The unfavorable ruling for Mac Manus from the Copenhagen City Court followed the precedent set by Denmark’s Supreme Court decision in an earlier case against the organization “Fighters and Lovers”. Fighters and Lovers was targeted for selling T-shirts with FARC and PFLP logos with the intention of sending the proceeds to the two organizations. In that case, the initial ruling from the Copenhagen City Court in 2007 found Fighters and Lovers defendants innocent because it deemed the FARC and the PFLP not to be terrorist organizations.
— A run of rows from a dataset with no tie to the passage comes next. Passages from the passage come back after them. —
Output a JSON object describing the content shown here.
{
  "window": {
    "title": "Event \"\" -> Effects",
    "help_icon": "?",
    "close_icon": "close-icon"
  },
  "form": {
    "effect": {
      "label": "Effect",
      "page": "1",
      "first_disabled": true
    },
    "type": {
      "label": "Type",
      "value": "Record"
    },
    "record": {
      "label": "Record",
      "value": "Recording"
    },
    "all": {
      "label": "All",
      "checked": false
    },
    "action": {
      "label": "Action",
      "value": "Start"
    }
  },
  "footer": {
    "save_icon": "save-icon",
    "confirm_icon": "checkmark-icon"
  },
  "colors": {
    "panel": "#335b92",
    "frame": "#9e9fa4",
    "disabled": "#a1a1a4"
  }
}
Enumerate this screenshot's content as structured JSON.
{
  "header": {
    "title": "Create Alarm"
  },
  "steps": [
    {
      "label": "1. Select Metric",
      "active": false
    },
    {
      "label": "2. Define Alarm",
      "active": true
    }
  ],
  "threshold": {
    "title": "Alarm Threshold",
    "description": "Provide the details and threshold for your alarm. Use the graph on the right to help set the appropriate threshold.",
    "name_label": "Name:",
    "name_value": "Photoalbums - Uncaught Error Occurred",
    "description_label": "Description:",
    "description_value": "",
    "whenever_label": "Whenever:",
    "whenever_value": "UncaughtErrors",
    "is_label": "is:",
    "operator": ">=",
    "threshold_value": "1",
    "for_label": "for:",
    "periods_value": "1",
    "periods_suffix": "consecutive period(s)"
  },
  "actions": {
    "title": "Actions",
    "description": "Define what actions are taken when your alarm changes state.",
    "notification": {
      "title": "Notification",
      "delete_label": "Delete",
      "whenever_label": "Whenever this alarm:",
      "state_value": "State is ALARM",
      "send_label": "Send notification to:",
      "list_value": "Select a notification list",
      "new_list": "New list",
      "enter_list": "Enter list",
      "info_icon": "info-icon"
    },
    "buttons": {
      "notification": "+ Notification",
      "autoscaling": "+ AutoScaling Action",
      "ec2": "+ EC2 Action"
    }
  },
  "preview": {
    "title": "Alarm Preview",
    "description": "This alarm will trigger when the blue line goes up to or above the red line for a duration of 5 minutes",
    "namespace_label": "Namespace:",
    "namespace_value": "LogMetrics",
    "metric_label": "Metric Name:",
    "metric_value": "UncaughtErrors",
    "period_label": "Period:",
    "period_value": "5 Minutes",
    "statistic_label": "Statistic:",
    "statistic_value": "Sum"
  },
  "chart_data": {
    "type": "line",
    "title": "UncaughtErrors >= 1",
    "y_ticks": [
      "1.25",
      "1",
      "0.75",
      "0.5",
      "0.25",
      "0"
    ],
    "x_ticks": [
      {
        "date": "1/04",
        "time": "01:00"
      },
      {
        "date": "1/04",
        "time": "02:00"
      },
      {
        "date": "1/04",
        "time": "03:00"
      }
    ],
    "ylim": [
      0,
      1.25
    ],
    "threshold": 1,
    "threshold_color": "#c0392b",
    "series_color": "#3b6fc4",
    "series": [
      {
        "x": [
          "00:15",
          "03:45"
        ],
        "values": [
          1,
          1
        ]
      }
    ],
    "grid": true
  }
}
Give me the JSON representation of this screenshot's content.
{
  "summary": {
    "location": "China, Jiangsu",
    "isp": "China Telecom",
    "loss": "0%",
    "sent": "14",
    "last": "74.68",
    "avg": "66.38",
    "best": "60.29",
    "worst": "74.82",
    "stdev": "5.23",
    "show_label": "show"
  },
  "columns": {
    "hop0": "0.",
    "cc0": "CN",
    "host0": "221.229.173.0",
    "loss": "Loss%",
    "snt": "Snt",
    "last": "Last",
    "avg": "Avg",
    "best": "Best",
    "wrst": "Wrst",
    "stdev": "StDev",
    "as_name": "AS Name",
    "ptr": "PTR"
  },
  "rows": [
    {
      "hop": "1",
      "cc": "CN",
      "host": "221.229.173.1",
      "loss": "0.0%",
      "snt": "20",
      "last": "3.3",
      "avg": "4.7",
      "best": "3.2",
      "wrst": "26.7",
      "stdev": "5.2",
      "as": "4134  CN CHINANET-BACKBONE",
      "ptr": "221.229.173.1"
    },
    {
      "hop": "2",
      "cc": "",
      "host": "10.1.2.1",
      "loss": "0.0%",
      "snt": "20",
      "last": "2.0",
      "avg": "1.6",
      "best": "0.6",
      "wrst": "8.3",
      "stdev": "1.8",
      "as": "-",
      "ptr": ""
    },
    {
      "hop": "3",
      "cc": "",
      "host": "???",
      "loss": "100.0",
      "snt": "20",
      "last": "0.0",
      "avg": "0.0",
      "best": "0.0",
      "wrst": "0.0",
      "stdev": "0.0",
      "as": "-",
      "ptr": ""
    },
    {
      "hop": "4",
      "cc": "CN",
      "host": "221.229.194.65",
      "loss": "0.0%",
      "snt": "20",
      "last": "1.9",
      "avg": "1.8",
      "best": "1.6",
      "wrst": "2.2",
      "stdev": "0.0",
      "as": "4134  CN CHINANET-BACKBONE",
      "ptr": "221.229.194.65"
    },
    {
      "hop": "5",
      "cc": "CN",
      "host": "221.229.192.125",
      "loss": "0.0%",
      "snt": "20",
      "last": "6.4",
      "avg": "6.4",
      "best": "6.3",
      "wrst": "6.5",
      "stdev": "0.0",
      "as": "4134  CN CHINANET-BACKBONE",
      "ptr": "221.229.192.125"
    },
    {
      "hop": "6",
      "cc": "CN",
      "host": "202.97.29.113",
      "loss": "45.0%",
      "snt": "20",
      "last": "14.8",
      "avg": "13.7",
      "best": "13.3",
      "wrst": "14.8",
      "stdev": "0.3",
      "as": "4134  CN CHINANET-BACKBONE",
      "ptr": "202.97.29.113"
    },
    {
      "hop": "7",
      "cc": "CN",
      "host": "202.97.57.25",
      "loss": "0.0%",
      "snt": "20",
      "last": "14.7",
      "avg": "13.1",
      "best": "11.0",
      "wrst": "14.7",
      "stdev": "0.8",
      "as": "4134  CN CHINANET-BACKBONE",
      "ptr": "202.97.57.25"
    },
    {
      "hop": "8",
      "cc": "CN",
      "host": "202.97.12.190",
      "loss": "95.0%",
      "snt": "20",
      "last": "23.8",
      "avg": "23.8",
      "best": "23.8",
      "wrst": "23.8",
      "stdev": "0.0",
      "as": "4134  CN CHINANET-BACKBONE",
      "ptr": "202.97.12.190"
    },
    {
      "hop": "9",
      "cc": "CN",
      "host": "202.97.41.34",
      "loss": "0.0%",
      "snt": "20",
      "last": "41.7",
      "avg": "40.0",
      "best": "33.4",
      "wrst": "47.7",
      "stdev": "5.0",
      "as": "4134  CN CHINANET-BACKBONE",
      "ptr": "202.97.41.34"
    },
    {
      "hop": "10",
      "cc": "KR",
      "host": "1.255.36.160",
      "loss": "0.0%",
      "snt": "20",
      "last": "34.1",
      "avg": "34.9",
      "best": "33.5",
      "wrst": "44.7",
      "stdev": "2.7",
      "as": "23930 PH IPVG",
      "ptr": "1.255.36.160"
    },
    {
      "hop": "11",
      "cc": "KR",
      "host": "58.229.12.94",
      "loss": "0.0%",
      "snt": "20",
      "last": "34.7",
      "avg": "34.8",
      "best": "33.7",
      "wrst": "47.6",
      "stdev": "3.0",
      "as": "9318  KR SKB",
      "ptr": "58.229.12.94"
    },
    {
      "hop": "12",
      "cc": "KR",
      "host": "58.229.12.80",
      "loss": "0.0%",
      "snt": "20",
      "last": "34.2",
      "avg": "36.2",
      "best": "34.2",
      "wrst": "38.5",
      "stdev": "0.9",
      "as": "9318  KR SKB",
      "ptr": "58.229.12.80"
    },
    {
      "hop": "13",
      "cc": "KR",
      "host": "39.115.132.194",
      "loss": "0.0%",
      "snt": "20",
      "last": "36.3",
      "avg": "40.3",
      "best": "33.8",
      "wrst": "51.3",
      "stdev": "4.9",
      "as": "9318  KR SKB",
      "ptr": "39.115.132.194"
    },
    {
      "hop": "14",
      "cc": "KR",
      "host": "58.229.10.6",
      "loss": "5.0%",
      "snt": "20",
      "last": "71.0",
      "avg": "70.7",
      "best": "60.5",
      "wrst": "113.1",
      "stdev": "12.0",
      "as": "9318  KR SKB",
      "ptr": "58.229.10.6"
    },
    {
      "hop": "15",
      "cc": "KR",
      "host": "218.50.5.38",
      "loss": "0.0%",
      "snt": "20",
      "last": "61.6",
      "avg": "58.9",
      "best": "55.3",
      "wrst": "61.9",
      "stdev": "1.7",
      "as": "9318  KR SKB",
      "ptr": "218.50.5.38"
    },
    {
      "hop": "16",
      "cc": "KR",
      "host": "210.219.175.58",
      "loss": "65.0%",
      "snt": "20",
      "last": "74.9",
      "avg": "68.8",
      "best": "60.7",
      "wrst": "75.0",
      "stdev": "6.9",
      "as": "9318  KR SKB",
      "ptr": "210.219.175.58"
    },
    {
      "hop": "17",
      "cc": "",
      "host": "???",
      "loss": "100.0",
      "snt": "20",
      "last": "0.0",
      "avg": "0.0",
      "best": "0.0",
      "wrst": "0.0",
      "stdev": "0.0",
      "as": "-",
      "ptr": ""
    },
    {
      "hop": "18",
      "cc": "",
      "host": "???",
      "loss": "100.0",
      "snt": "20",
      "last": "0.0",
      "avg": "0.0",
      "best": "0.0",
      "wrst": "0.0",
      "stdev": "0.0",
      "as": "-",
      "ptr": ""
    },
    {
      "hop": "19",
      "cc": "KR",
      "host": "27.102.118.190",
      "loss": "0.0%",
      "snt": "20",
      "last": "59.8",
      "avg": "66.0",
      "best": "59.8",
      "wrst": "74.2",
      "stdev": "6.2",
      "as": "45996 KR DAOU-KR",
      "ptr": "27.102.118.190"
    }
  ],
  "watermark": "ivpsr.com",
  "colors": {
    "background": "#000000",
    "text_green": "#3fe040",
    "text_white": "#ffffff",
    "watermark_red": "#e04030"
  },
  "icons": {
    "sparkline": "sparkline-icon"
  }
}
But this ruling was reversed by the Supreme Court on March 25, 2009.The bold acts of defiance by Mac Manus, Rebellion-Denmark, and Fighters and Lovers against Denmark’s “anti-terror” legislation forced a public debate on the “War on Terror”, bringing into public view the fact that among the principal targets of the imperialists in their endless global wars are people’s struggles for national and social liberation.
Here in Canada, the anti-imperialist and anti-colonial people’s struggles face the same obstacles with Canada’s so-called Anti-Terrorism Act, which not only scapegoats Muslims in general, but particularly targets revolutionary organizations and national liberation movements around the world, including the Communist Party of Peru (Shining Path), Revolutionary Armed Forces of Colombia (FARC), Popular Front for the Liberation of Palestine (PFLP), Kurdish Workers Party (PKK), Hamas, Hezbollah, and the Liberation Tigers of Tamil Eelam (LTTE).
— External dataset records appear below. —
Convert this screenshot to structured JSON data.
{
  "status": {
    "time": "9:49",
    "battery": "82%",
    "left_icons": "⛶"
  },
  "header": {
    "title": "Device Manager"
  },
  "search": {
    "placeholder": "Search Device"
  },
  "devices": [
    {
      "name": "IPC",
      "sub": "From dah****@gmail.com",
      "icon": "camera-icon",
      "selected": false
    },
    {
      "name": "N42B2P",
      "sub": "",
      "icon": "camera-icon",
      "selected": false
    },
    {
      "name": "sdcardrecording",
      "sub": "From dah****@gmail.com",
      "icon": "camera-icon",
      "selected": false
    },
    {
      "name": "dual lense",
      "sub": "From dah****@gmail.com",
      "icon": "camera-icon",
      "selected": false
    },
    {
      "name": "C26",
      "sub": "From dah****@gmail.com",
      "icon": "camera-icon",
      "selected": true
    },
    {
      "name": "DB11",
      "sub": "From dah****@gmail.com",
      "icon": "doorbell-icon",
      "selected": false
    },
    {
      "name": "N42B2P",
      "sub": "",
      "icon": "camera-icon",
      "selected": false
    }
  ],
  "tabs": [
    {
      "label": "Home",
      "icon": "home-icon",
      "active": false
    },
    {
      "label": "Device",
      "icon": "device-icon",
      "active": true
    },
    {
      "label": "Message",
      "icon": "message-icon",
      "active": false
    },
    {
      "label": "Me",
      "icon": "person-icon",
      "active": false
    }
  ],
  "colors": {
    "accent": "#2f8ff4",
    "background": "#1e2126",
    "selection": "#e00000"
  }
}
Canada’s persecution of the Tamil self-determination movement became most pronounced in 2009 during the Sri Lankan state’s annihilation campaign against the Tamil Tigers and tens of thousands of Tamil civilians. Canada not only continued its support to Sri Lanka diplomatically and by sending “aid” to the genocidal state, but it played its own part by persecuting and vilifying Tamil-Canadian activists mobilizing in Canada. Domestically, the Canadian state has also not only hinted at designating the Mohawk Warrior Society as a terrorist organization, but conducts surveillance operations and repressive measures against them just the same.
On the eve of the tenth anniversary of 9/11, which was also the occasion for the U.S. to launch its naked global war of terror, it is timely for us to take inspiration from the example of Patrick Mac Manus, who will continue to inspire our international solidarity for people’s struggles for self-determination and liberation from imperialism around the world.
In the memory of Patrick, long live international solidarity!